Skiff

Wednesday, May 11, 2005

When will other networks be as reliable as the PSTN?

When will other networks and devices become as reliable as the public switched telephone network? Why do we seem to take it as a given that our computers will crash, the we'll lose our DSL connectivity, or that our cell phone will drop calls?

I started thinking about this today as I was driving home from work...this morning. Our internet access was down (again) at work, and I had a web presentation that I had to deliver at 11:00. As I was driving home, I was speaking to a co-worker on my mobile phone, and my signal suddenly dropped to zero and I lost the call. I'd like to say something like "stupid T-Mobile," but that's not it. I know of no one in the country that's happy with their cell phone service. Well, maybe one, but even she loses calls occasionally. She, like all of us, expects it. Why is this? Why do we expect that this will happen?

I'm trying to remember the last time I've had a landline go down on me. I think the last time I can remember it was around 1983 or so at my parent's house. Of course, we lived in the sticks at the time, were still using rotary telephones, and all of the lines ran on poles at the side of the road. We had a horrendous storm, with trees down all over the place, and I think our phones were out for about an hour or so.

So that's about 22 years since I've lost my landline. Ordinarily, though, I just use my cell phone. I have a landline, but typically I don't even have a phone connected to it. (Except for my DirecTiVo...when will DirecTV get with the program and let me do the daily call over the net? But that, as Alton Brown would say, is another show).
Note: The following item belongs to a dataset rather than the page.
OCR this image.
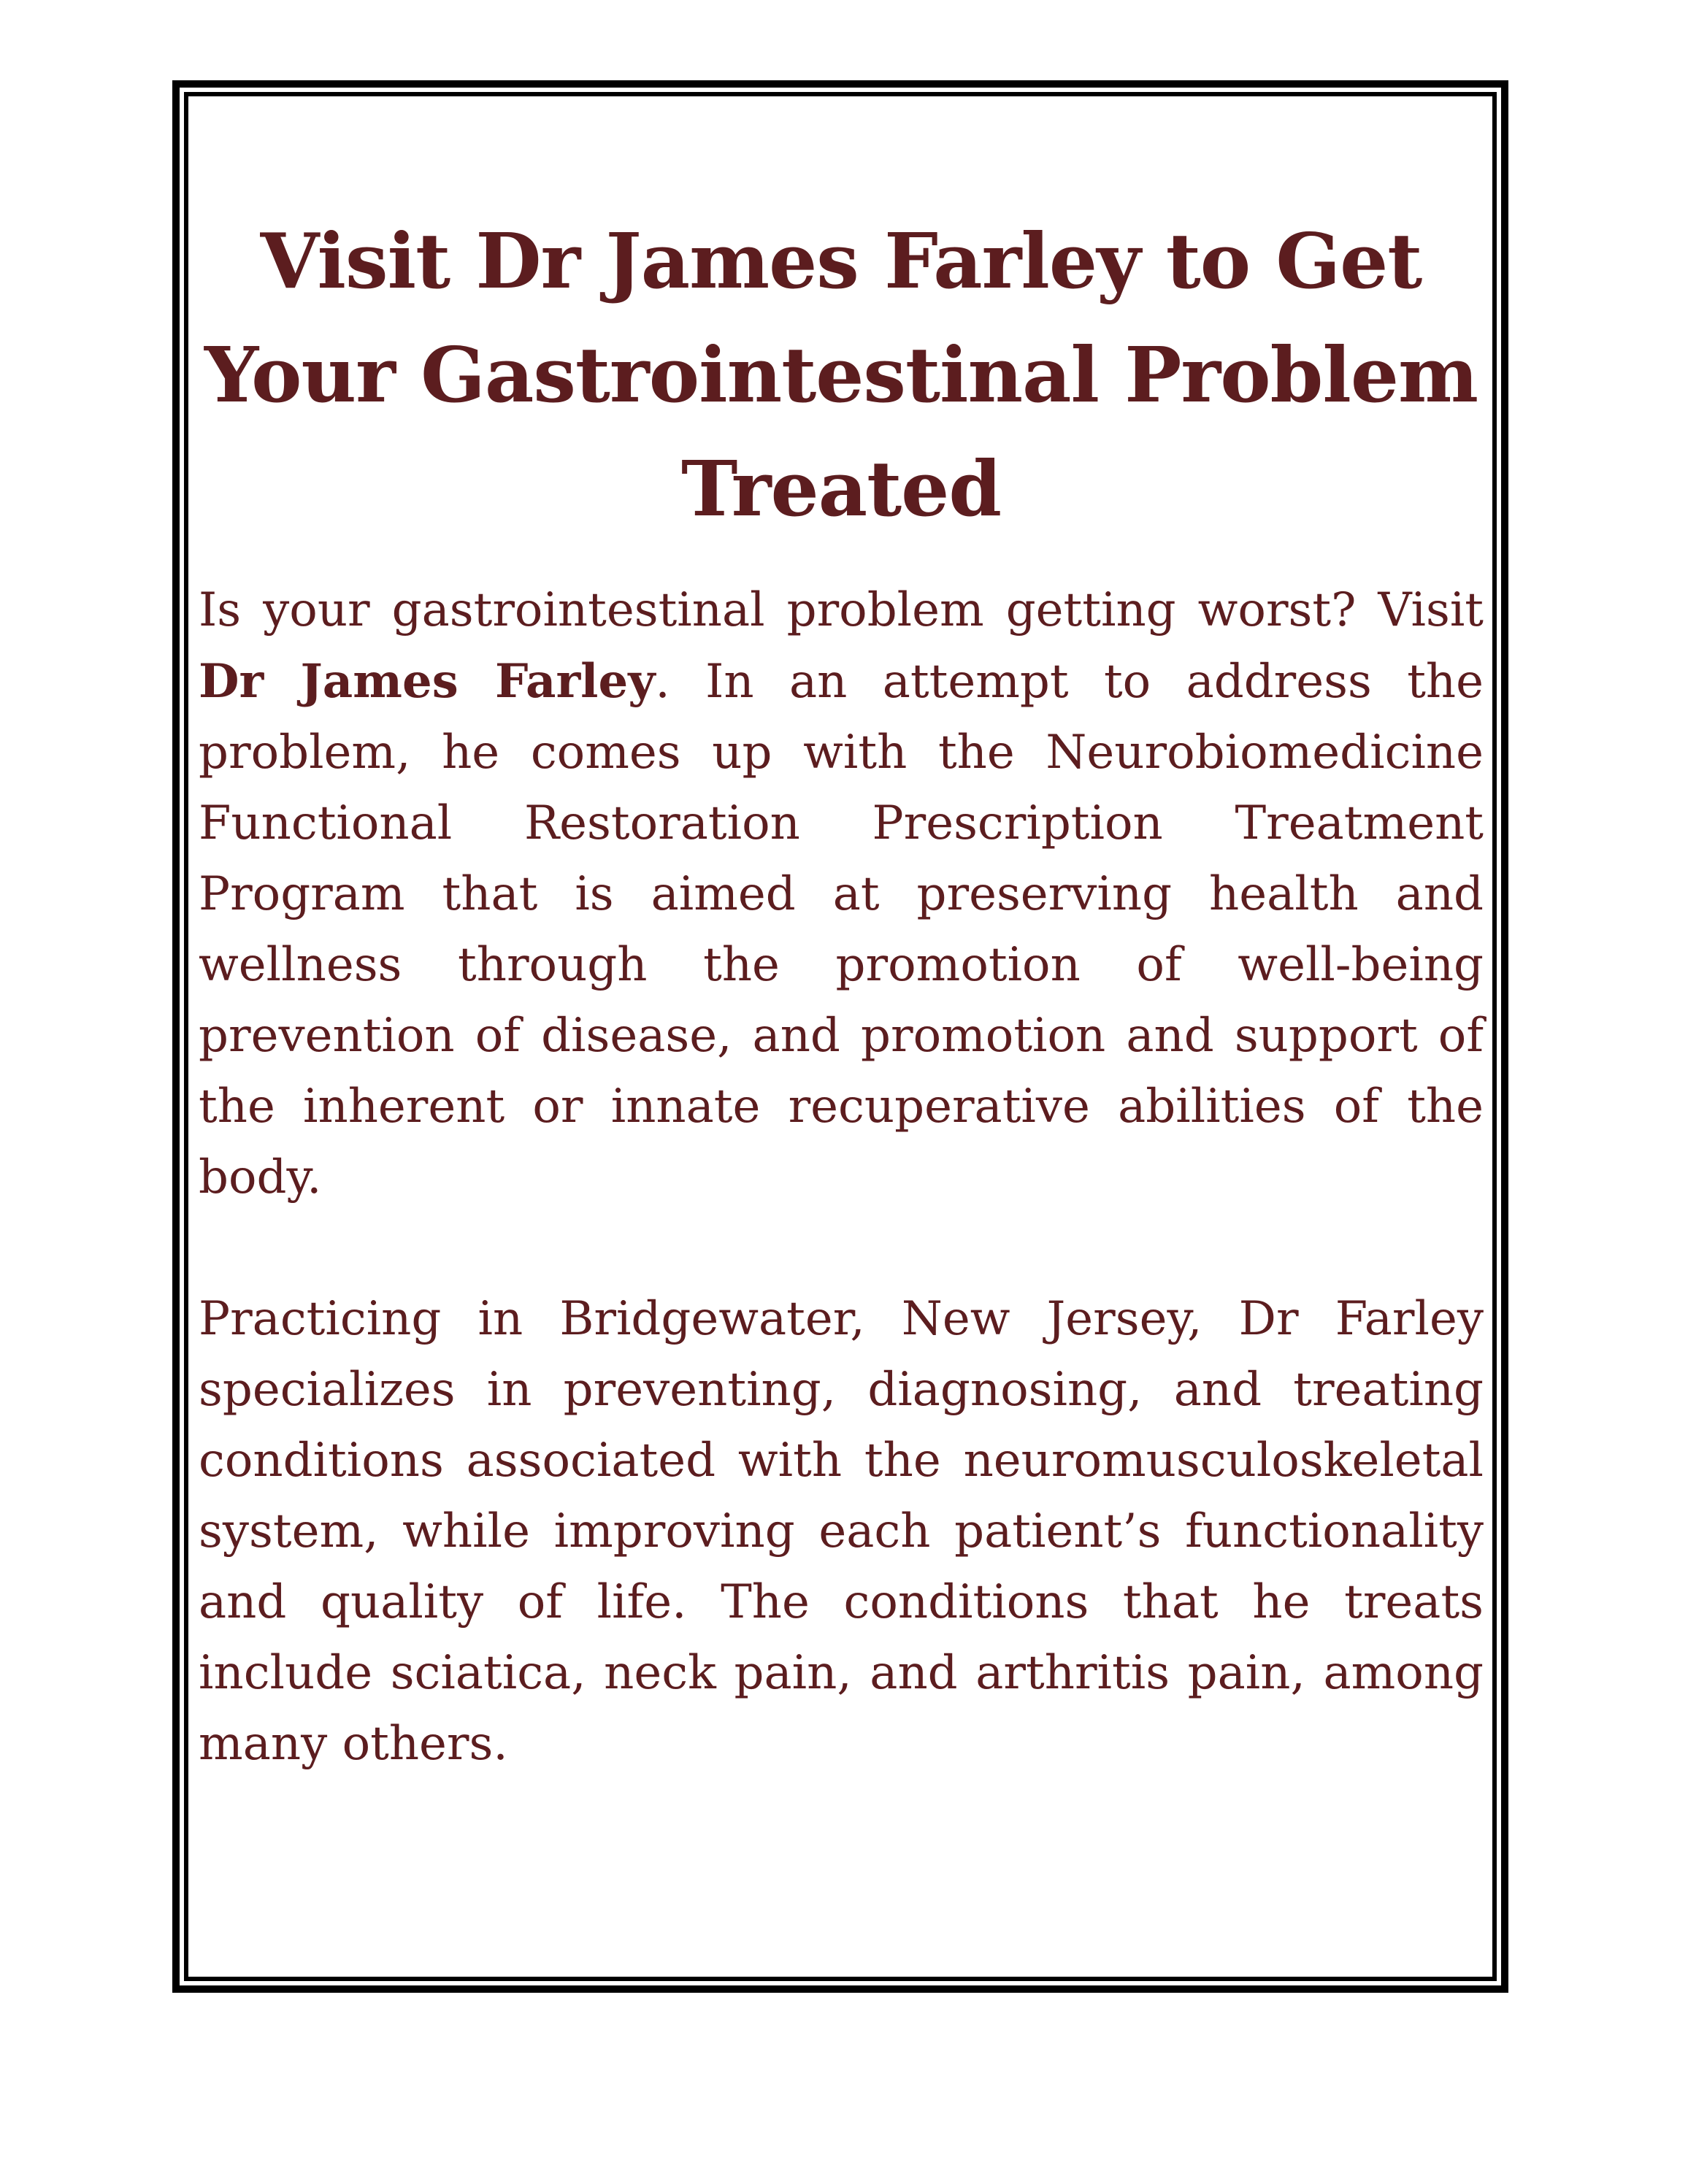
Visit Dr James Farley to Get Your Gastrointestinal Problem Treated

Is your gastrointestinal problem getting worst? Visit Dr James Farley. In an attempt to address the problem, he comes up with the Neurobiomedicine Functional Restoration Prescription Treatment Program that is aimed at preserving health and wellness through the promotion of well-being prevention of disease, and promotion and support of the inherent or innate recuperative abilities of the body.

Practicing in Bridgewater, New Jersey, Dr Farley specializes in preventing, diagnosing, and treating conditions associated with the neuromusculoskeletal system, while improving each patient’s functionality and quality of life. The conditions that he treats include sciatica, neck pain, and arthritis pain, among many others.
Given that I had an important presentation/call today, though, the first thing I did when I got home was to go down to my basement and dig out my old phone and hooked it into the wall. Not surprisingly...I had an immediate dial tone, and the call was clear with no drops for the 50 minute presentation.

Do we expect this because cell phones, computers, and the internet are relatively new? The internet itself was designed to be robust and flexible enough to withstand nuclear war. Is it the last mile problem, where the backbone stays intact, but the runs out to individual houses flake out? Or is that these things have become such commodities that users expect that something so cheap is just bound to fail on occasion?

Even worse...is there anything we can do about it?

1 Comments:

At Wednesday, May 18, 2005 8:31:00 AM, Anonymous Anonymous said...

Amen. I recently got a Vonage box at my house, to replace my second land line (the line used for backup net access and child/boarder phone calls). Doing this will save me $5 a month.

I will give up my primary PSTN line when some other technology matches it for reliability and emergency stability - cable and cell phones (the other options in my neighborhood) would be useless in a power outage.